Even the White House publically acknowledged a petition against the bills, saying “we will not support legislation that reduces freedom of expression, increases cybersecurity risk, or undermines the dynamic, innovative global Internet.”
But the White House staff writing the letter also had this appeal: “Rather than just look at how legislation can be stopped, ask yourself: Where do we go from here? Don’t limit your opinion to what’s the wrong thing to do, ask yourself what’s right.”
This points out that even if SOPA and PIPA are defeated, the root problem hasn’t been solved. There are powerful content-based industries out there that see their business model as being under threat. Without the ability to control the means of distribution as it used to, the movie and music industries are seeing what used to be profitable business models slowly erode. While I’m skeptical that piracy has played as crucial a role in this as industry lobby groups say that it has, it is no doubt a part of the problem. Piracy, and Internet distribution systems in general have created a generation that expects to be able to receive content for free.
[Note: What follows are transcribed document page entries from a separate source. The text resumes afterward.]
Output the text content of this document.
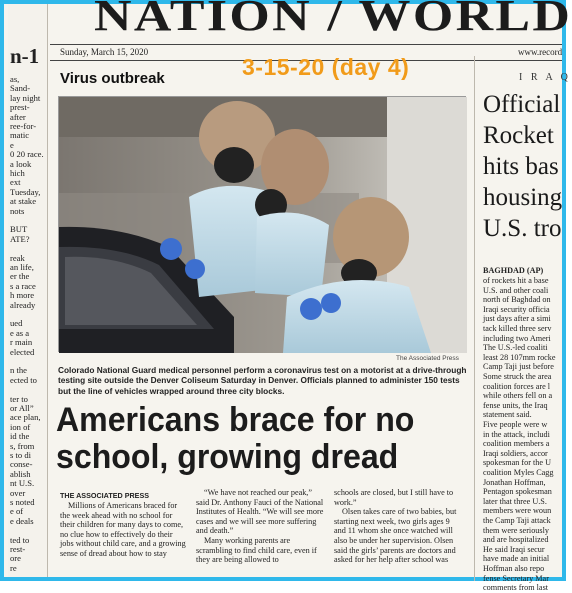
n-1
as,
Sand-
lay night
prest-
after
ree-for-
matic
e
0 20 race.
a look
hich
ext
Tuesday,
at stake
nots
BUT
ATE?
reak
an life,
er the
s a race
h more
already
ued
e as a
r main
elected
n the
ected to
ter to
or All”
ace plan,
ion of
id the
s, from
s to di
conse-
ablish
nt U.S.
over
s noted
e of
e deals
ted to
rest-
ore
re
NATION / WORLD
Sunday, March 15, 2020	www.record
Virus outbreak	3-15-20 (day 4)
The Associated Press
Colorado National Guard medical personnel perform a coronavirus test on a motorist at a drive-through testing site outside the Denver Coliseum Saturday in Denver. Officials planned to administer 150 tests but the line of vehicles wrapped around three city blocks.
Americans brace for no
school, growing dread
THE ASSOCIATED PRESS

Millions of Americans braced for the week ahead with no school for their children for many days to come, no clue how to effectively do their jobs without child care, and a growing sense of dread about how to stay

“We have not reached our peak,” said Dr. Anthony Fauci of the National Institutes of Health. “We will see more cases and we will see more suffering and death.”

Many working parents are scrambling to find child care, even if they are being allowed to

schools are closed, but I still have to work.”

Olsen takes care of two babies, but starting next week, two girls ages 9 and 11 whom she once watched will also be under her supervision. Olsen said the girls’ parents are doctors and asked for her help after school was

I R A Q
Official
Rocket
hits bas
housing
U.S. tro
BAGHDAD (AP)
of rockets hit a base
U.S. and other coali
north of Baghdad on
Iraqi security officia
just days after a simi
tack killed three serv
including two Ameri
The U.S.-led coaliti
least 28 107mm rocke
Camp Taji just before
Some struck the area
coalition forces are l
while others fell on a
fense units, the Iraq
statement said.
Five people were w
in the attack, includi
coalition members a
Iraqi soldiers, accor
spokesman for the U
coalition Myles Cagg
Jonathan Hoffman,
Pentagon spokesman
later that three U.S.
members were woun
the Camp Taji attack
them were seriously
and are hospitalized
He said Iraqi secur
have made an initial
Hoffman also repo
fense Secretary Mar
comments from last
This race to the bottom on price is perhaps most evident in the mobile app market, as I was reminded when attending this week’s GameON: Finance conference in Toronto. A couple of years ago, it was common to see almost as many paid-for apps in Apple’s App Store as there were free apps. But now there are so many free apps to compete against that most mobile developers consider it folly to even try to put a price tag on their product. The accepted ratio of mobile app downloaders willing to pay versus never willing to pay is two per cent to 98 per cent.
So the question remains, how are content developers supposed to make a dollar these days? While SOPA and PIPA were overly broad pieces of legislation that threatened to break the Internet and censor free speech, they were at least attempts to protect the value of digital content – content that people used to happily take money out of their wallets to pay for, but no longer.
Adapting business models to modern technology is definitely the best step towards protecting that value. Look no further than what Apple has accomplished with iTunes and the App Store, or the popularity Netflix’s all-you-can-watch streaming service has achieved. Many mobile app makers are enthusiastic that a “freemium” business model – where you give away an entry-level product for free and then sell more functionality on top of that – will work.
But adapting to a business model that results in a much lower price per piece of content, or funnels the sum of money collected into fewer pockets won’t be enough to fix the problem. Our society may at some point have to stomach legislation that protects creator’s intellectual property to some degree, so they can continue to be incented to do the work we all enjoy so much.
Or we could start opening up our wallets when we want to be entertained. But how likely is that?